Recently The Daily Beast posted an article by Michael Tomasky in which he briefly describes what he considers to be some of Steven Spielberg’s most overrated and underrated films. I feel that I must share my own views on this.
Regular readers probably know by now that I love Spielberg. LOVE. I think my adoration with him began when I realized he at the very least produced and in several cases directed most of my favorite childhood movies. And even though his focus and themes have changed over the years, I remain ever loyal to his cinematic greatness.
That being said, there are of course films of his that I like better than others. And, with the exception of Tintin and 1941, I have watched every single one of his full-length feature films. So without further adieu, I share my thoughts on just a few of Spielberg’s films (though I’ll divide my list between Love and Didn’t Love).
Schindler’s List: Tomasky felt this film was overrated, but even now I can’t listen to the theme without getting chills. In fact, it was on a mix CD in my car just this morning. Itzhak Perlman’s violin talent is pure perfection when paired with John Williams’ composition. The movie is stark, brutal, and yet beautifully shot. The little girl in the red coat haunted me long after the last credits rolled, and the performances by Liam Neeson and Ralph Fiennes were brilliant.
The first three Indiana Jones movies: Harrison Ford. George Lucas. Steven Spielberg. A trio of greatness. I know many people didn’t love Last Crusade, but I simply adore it. (“We named the DOG Indiana!” cracks me up every time.) And Raiders is just great fun. And while Temple of Doom is my least favorite of the original three, it has a great opening scene in Club Obi-Wan, and a guy gets his heart ripped out of his chest. Don’t tell me you didn’t love that scene as a kid, and probably still do.
Jurassic Park: Ok, it departed from the book a bit, but the scenery is breathtaking, and this is arguably the film that truly ushered in the digital age. No more stop-motion. CGI had made all other forms of special effects nearly extinct. I remember seeing this in the theater and was blown away at the superb sound quality, and boy, those impact tremors on the big screen. I can’t even tell you how many times I’ve watched this film.
E.T.: This film has entered into family lore, and I hope my dear relative isn’t embarrassed by this. But the story is that when a family member (who shall remain nameless) saw the government agents searching for E.T. at the beginning of the film, he shouted, “G.I. Joe is there!” Out loud. In the movie theater. Of course, he was maybe three at the time, so it was somewhat understandable.
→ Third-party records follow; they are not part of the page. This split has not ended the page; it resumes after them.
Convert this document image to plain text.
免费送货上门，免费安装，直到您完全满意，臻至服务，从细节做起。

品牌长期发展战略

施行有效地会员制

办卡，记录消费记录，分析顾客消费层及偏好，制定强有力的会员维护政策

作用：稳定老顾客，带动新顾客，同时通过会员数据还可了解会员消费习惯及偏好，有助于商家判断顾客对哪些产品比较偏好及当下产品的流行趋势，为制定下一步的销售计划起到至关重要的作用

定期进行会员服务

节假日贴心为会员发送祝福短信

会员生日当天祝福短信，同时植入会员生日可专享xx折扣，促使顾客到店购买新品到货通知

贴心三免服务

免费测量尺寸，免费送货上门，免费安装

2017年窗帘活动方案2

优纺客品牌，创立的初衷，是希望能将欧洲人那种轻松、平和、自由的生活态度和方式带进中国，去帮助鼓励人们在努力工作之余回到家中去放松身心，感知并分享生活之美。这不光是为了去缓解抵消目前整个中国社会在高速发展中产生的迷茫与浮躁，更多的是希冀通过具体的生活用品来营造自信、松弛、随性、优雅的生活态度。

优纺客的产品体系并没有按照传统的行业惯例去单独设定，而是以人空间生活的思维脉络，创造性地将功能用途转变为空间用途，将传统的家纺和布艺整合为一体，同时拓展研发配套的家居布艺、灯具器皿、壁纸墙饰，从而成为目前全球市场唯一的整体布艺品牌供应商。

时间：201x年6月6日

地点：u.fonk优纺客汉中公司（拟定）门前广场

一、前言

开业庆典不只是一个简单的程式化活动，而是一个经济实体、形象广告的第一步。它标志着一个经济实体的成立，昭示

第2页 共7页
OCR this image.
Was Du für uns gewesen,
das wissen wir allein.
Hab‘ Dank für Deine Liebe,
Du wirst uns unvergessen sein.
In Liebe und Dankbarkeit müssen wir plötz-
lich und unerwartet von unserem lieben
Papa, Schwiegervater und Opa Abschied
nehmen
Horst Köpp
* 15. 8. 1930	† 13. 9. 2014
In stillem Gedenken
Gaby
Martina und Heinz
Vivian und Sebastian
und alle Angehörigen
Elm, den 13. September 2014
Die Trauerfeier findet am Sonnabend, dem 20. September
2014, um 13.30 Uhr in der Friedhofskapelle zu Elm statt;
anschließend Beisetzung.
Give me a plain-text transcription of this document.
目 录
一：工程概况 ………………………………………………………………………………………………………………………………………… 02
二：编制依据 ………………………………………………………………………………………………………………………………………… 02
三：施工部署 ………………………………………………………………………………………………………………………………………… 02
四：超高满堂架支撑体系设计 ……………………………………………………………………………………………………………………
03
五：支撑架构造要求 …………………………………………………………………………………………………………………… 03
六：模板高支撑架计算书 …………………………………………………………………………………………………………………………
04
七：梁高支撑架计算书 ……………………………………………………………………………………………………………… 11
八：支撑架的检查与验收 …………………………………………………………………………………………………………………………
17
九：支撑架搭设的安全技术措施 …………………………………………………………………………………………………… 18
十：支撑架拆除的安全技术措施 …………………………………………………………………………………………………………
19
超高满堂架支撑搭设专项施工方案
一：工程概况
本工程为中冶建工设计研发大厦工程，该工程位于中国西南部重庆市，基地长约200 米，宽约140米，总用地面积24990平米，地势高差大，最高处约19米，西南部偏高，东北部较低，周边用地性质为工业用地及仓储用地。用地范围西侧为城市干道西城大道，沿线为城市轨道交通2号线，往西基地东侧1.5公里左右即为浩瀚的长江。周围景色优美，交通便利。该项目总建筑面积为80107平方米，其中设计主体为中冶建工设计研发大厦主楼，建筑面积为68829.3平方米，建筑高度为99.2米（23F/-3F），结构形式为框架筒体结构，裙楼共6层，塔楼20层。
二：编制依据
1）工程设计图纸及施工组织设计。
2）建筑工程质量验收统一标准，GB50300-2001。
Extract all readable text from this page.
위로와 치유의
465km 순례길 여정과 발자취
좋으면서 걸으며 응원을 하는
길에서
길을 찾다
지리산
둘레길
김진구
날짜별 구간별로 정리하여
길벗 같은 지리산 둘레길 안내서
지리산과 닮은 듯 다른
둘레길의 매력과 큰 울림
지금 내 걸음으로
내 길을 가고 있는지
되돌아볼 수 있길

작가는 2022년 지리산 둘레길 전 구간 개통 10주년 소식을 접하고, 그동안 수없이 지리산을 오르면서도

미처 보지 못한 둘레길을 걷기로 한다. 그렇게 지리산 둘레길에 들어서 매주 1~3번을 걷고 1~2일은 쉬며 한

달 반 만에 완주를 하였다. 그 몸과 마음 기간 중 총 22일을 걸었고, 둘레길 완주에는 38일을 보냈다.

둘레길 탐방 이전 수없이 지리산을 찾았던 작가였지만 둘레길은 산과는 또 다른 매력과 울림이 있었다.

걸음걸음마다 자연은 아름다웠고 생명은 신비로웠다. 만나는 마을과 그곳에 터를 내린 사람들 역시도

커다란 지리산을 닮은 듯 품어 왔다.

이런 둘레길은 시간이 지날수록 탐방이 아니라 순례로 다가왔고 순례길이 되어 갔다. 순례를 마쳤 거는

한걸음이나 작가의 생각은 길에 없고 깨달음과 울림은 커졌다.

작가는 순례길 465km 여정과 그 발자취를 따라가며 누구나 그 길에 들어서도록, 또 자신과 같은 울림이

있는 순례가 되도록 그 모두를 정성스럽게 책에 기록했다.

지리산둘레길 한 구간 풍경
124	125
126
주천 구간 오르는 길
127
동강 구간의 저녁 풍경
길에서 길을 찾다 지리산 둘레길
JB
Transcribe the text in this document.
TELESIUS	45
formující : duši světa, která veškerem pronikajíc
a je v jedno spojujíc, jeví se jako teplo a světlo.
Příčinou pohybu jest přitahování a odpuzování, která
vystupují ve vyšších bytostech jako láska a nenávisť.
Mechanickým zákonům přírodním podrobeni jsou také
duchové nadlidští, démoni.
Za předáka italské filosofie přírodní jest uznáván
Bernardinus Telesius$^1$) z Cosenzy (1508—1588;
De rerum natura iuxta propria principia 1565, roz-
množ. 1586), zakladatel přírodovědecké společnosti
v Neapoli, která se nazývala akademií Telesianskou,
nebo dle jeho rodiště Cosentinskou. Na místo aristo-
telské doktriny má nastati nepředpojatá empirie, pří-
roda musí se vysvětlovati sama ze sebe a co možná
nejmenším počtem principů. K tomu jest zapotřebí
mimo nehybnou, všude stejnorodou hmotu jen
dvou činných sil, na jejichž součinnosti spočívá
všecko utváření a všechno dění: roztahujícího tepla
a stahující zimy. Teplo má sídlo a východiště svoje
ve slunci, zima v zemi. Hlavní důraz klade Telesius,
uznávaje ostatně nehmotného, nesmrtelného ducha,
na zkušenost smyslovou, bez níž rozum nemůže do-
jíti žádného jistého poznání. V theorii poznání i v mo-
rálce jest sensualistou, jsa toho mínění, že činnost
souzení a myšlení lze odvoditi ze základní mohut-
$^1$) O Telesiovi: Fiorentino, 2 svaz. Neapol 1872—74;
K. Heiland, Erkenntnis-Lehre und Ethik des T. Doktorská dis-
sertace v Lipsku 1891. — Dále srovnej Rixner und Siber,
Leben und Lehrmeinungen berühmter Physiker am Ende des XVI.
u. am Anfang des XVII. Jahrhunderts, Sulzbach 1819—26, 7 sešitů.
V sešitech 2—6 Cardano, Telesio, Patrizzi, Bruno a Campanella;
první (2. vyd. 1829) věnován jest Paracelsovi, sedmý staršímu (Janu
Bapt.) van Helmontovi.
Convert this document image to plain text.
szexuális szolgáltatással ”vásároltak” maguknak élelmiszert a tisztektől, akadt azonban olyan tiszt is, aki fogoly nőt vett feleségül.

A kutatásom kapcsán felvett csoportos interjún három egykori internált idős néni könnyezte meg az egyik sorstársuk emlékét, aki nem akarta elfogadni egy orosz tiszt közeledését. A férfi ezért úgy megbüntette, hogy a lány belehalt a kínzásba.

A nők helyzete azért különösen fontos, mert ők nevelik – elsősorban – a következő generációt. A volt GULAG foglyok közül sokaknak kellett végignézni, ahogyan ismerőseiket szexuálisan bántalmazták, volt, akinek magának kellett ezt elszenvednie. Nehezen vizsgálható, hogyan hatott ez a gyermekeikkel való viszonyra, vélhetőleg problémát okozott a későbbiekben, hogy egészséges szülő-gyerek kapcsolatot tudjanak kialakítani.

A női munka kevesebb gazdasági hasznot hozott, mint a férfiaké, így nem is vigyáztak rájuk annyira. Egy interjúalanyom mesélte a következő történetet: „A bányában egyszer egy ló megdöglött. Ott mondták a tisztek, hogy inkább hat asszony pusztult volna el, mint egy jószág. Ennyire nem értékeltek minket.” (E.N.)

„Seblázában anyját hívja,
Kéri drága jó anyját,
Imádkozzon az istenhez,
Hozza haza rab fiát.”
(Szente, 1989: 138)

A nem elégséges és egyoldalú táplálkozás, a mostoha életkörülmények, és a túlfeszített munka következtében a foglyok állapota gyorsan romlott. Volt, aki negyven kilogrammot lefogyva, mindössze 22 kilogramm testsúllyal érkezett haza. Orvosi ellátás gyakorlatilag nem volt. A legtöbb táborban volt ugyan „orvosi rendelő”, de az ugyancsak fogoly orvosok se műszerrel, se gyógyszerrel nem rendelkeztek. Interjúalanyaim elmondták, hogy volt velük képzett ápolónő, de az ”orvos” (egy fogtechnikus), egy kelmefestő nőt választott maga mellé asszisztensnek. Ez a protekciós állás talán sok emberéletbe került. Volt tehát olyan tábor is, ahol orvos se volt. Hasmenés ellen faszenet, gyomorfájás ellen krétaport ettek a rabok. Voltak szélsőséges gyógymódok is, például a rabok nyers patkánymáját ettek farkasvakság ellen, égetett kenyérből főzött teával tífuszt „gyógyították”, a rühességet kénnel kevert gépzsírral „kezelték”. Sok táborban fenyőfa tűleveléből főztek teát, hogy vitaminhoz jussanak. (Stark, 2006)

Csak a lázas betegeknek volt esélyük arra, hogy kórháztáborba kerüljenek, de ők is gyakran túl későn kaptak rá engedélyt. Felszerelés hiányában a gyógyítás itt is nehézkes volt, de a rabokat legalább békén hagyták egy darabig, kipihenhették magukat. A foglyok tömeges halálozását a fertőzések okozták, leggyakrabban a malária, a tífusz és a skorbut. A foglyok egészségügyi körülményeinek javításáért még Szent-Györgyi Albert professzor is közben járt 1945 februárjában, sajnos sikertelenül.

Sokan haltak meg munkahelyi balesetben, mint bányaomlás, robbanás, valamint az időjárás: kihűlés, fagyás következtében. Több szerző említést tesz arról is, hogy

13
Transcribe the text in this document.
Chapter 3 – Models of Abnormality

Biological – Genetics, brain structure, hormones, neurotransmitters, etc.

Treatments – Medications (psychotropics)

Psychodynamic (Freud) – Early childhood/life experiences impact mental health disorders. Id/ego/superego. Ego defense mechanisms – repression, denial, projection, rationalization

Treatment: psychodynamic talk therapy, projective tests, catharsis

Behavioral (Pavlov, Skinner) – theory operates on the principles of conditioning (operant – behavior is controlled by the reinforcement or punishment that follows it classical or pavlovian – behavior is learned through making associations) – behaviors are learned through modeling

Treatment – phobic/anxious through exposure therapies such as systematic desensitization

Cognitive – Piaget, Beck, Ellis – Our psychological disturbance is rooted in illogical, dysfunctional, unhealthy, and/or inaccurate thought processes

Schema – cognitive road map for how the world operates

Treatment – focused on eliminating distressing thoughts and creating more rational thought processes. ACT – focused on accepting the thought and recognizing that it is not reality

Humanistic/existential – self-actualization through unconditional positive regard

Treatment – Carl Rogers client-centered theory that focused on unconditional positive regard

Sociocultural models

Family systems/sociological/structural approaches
But this is a movie about feeling alone and misunderstood and finding someone you can connect with, even if they happen to be from another planet and prefer Reese’s Pieces over M&M’s.
Hook: Honestly, when I first watched Hook, I didn’t love it. I think the thought of Peter Pan growing old depressed me a little. But upon further viewings (it came on cable a lot), I realized what a beautiful film it is. It’s about growing up but retaining your youth. It’s about believing in the unbelievable, of loving your family, of embracing your destiny. And when Peter soars over Neverland, I feel like I’m soaring right along with him. Oh, and Dustin Hoffman as Hook is fantastic. There’s a vulnerability to him that almost makes us sad when the crocodile gets him one last time.
Always: I didn’t hate this film, either, but I never really connected with it. I’ve seen it a few times and mostly recall the cinematography. The haziness, the muted colors, like watching the events through a gauzy curtain. It’s not bad, but it’s not great.
Amistad: I wanted to love this film. Brilliant casting, strong performances, but all I remember from it is a lot of scenes in a courtroom, and there’s enough of that on television. I need to go back and view it again, and maybe I’ll appreciate it more, but it just felt long and boring to me. It was the film that brought acclaim to Djimon Hounsou, though, and I think he’s an incredible actor, both in Amistad and Gladiator.
Indiana Jones & the Kingdom of the Crystal Skull: This movie just made me sad. Sad at how Harrison Ford had aged so visibly in between this and the previous Indy installments, sad at how the story wasn’t better. The characters weren’t more memorable. Though I did love that they brought Marion back, but I’m not a fan of Shia. My favorite part actually was the brief mention of Indy’s time with Pancho Villa, which was a subtle reference to the premiere episode of The Young Indiana Jones Chronicles, and my first introduction to Sean Patrick Flanery.
So there you have it. My thoughts on just a few of this director’s films. If you made it this far, then feel free to share your own favorite (or not-so-favorite) Spielberg films, since this list is only the tip of the iceberg.